The Cat Tried To Kill Us

Actual Dumb Cat Next To The Christmas Tree

So it was a little after a 11:00 last night and me and the Misses had just laid/lied down (which means I'm ready to go to sleep and she's about to fire up a movie.)  The night gets quickly interrupted as the Dumb Dog goes on red alert and then higher alert in an attempt to tell us that something in the house isn't right. We quickly realize that she is responding to the whine of our Dumb Cat downstairs. And the Dumb Cat's whine quickly becomes a full fledge cry of pain.

Uh, oh.

Mrs. LL jumps up and goes downstairs and yells back that the cat is stuck in the Christmas tree. Funny. Serves her right. Then things changed instantaneously when Mrs. LL yells, "I need you down here." I stumble down to find Mrs. LL holding a cat whose back paw is caught up in death grip fashion in a twisted Christmas light line. The cat is now in full fledged deranged mode like the ones you see on youtube in a newscast-gone-wrong episode. That cat is mad. That cat is scared. That cat is dangerous.
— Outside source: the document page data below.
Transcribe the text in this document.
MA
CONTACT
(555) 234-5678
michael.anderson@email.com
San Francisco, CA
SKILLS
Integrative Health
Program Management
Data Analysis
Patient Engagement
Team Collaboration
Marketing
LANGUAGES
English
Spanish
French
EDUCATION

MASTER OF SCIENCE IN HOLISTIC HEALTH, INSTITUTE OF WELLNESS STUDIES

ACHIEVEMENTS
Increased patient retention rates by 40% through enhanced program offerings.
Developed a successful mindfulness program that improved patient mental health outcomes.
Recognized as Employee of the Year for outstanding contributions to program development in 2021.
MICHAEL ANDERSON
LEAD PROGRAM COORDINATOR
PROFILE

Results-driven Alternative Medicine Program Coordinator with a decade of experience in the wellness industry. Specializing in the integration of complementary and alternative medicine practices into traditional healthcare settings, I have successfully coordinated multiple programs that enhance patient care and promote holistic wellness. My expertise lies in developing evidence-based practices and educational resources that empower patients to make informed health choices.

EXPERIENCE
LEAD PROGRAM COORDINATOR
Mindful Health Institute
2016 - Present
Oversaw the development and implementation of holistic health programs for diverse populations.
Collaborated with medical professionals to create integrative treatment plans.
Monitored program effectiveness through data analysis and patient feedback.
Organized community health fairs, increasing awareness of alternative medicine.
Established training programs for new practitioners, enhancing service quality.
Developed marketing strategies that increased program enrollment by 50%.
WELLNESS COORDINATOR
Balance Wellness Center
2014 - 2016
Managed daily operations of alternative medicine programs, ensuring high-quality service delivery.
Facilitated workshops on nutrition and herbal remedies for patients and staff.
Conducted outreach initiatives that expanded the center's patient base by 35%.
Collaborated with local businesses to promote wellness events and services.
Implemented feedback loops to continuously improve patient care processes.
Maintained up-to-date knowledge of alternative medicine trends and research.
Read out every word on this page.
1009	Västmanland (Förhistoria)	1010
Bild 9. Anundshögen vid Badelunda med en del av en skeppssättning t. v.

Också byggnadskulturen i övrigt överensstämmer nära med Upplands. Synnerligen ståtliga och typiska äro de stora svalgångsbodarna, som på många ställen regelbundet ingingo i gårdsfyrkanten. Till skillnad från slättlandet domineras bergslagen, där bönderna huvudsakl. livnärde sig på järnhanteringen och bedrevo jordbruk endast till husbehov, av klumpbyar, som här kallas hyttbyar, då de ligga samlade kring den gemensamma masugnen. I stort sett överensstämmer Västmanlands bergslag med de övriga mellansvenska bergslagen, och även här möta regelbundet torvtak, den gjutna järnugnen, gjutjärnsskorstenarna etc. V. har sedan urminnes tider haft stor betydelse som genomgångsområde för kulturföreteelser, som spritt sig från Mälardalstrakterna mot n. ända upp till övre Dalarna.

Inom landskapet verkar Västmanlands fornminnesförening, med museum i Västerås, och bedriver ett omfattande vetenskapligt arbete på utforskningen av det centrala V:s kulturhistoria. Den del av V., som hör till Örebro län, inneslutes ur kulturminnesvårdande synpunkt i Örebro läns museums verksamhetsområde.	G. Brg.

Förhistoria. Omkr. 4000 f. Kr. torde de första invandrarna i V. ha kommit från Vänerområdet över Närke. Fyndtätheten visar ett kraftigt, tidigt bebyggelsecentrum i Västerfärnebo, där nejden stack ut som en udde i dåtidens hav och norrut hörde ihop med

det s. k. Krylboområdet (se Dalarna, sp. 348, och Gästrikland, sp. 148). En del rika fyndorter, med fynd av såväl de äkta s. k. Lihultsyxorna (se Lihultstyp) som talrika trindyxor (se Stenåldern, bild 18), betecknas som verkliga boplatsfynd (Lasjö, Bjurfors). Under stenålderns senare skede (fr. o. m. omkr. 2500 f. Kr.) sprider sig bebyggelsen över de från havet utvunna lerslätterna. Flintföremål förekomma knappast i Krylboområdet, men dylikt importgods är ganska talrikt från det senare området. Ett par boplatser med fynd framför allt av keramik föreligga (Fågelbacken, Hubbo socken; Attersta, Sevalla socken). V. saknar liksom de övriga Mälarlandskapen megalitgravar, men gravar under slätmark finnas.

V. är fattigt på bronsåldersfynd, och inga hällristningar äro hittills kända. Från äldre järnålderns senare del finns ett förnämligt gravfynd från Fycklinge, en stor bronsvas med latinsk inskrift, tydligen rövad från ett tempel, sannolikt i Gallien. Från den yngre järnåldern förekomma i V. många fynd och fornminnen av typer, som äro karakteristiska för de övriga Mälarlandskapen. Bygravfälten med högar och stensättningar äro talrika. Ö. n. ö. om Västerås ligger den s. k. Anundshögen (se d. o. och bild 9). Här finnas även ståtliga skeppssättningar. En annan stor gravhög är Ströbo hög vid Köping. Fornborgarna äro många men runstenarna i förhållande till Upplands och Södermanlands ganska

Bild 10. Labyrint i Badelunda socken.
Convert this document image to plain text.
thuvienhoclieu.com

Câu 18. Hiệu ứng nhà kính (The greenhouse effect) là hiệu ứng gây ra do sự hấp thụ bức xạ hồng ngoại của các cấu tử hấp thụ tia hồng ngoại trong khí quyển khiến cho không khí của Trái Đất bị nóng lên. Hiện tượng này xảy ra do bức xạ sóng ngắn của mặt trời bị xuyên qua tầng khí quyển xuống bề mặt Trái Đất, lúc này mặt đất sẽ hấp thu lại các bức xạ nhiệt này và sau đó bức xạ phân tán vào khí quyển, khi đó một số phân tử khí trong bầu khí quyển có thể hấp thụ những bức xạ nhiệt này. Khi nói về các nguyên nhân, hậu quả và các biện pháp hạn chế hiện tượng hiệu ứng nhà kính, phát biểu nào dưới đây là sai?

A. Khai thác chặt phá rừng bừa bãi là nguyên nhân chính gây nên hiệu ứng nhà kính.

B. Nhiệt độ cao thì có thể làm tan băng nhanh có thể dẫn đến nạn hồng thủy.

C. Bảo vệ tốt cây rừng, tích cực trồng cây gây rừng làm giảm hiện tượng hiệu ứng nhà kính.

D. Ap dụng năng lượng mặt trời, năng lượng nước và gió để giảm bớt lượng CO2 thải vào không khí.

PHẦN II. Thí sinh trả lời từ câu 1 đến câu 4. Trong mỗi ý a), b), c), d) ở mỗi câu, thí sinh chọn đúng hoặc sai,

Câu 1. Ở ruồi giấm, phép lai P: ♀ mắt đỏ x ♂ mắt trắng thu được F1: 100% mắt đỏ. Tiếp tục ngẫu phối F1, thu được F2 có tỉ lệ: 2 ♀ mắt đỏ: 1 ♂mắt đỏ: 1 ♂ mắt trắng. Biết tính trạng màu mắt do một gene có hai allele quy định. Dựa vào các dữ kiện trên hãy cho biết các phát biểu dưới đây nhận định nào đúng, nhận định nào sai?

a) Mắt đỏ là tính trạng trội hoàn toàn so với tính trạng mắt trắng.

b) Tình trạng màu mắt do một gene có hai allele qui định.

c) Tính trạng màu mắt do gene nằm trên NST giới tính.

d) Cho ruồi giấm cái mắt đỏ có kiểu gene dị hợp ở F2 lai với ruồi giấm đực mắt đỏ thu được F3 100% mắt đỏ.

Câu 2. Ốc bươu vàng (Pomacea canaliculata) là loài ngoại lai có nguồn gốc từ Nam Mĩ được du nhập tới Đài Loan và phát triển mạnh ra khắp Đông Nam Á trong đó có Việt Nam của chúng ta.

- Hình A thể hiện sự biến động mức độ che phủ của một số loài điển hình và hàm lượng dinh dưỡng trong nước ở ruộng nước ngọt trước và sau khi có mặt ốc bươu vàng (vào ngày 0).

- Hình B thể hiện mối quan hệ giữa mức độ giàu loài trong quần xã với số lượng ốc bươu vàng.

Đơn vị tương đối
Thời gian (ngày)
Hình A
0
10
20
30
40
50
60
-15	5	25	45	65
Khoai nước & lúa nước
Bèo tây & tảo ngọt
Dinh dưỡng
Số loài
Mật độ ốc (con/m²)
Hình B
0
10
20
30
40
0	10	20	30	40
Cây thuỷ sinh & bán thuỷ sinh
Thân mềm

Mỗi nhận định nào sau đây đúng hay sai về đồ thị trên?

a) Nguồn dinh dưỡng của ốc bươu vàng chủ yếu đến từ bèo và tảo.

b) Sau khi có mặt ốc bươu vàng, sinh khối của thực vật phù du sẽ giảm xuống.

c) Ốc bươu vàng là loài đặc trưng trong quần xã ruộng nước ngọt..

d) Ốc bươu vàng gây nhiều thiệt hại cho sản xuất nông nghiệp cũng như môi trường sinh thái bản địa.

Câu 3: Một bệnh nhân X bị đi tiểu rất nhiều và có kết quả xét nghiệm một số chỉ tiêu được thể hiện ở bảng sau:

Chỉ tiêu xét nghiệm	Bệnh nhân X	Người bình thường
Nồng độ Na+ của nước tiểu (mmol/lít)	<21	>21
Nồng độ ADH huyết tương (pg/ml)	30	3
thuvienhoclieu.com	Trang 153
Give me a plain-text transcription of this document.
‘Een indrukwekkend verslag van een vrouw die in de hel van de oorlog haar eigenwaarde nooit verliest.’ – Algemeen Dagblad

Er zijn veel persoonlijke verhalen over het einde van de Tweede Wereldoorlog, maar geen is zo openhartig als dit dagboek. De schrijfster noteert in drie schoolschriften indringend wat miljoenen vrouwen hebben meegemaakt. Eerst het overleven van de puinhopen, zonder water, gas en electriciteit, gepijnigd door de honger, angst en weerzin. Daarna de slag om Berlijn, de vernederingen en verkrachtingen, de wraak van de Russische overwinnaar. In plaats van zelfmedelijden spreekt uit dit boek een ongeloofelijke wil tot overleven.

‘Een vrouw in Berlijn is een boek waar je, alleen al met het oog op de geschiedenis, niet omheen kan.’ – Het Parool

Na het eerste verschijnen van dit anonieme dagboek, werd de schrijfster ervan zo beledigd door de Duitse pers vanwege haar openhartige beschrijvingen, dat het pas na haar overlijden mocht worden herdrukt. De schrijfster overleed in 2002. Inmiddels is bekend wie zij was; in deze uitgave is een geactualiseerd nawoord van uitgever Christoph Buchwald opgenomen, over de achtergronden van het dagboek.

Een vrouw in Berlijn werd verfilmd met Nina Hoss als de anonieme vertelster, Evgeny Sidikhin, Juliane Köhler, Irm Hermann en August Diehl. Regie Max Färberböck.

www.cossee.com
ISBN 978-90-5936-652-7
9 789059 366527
Now remember the misses has carpal tunnel -- not the best injury at that moment -- but she is also wearing wrist braces at the moment which comes in quite helpful. She is being protected from the cat's clawing because of them. Well, at least mostly. There's some scratching going on. I checked out the back paw and that line looks like she had been playing with a fishing line spool. This isn't good.

Then it happened: That cat bit down on a fleshy part of Mrs. LL like nobody's business. I mean hard. I mean "oh, my" hard. The misses somehow maintains her grip as she yells a bit causing the cat to let go. I try to intervene by grabbing the cats front paws and head, but she (amazingly) tells me to let go because the braces will protect her overall.

Say what?

The cat's about to clamp down on something again when Mrs. LL decides to blow on its face. Huh? It seems like Mrs. LL, despite having a wild animal out of control in her hands, has the presence of mind to blow on the cat's face to distract the cat from biting on flesh. It worked.

She then quickly decides that releasing the Christmas light line is the wrong way to go and instead twists the cat's body in a counter-clockwise motion a couple of times to release the tension. It works. The cat is released, and we sit down exhausted. Hadn't I been in bed a second ago?

Oh, have I ever told you that  Mrs. LL is a former paramedic? It showed. I, on the other hand,  was no help at all.

The cat made a full recovery and, yep, was up in the tree the next morning.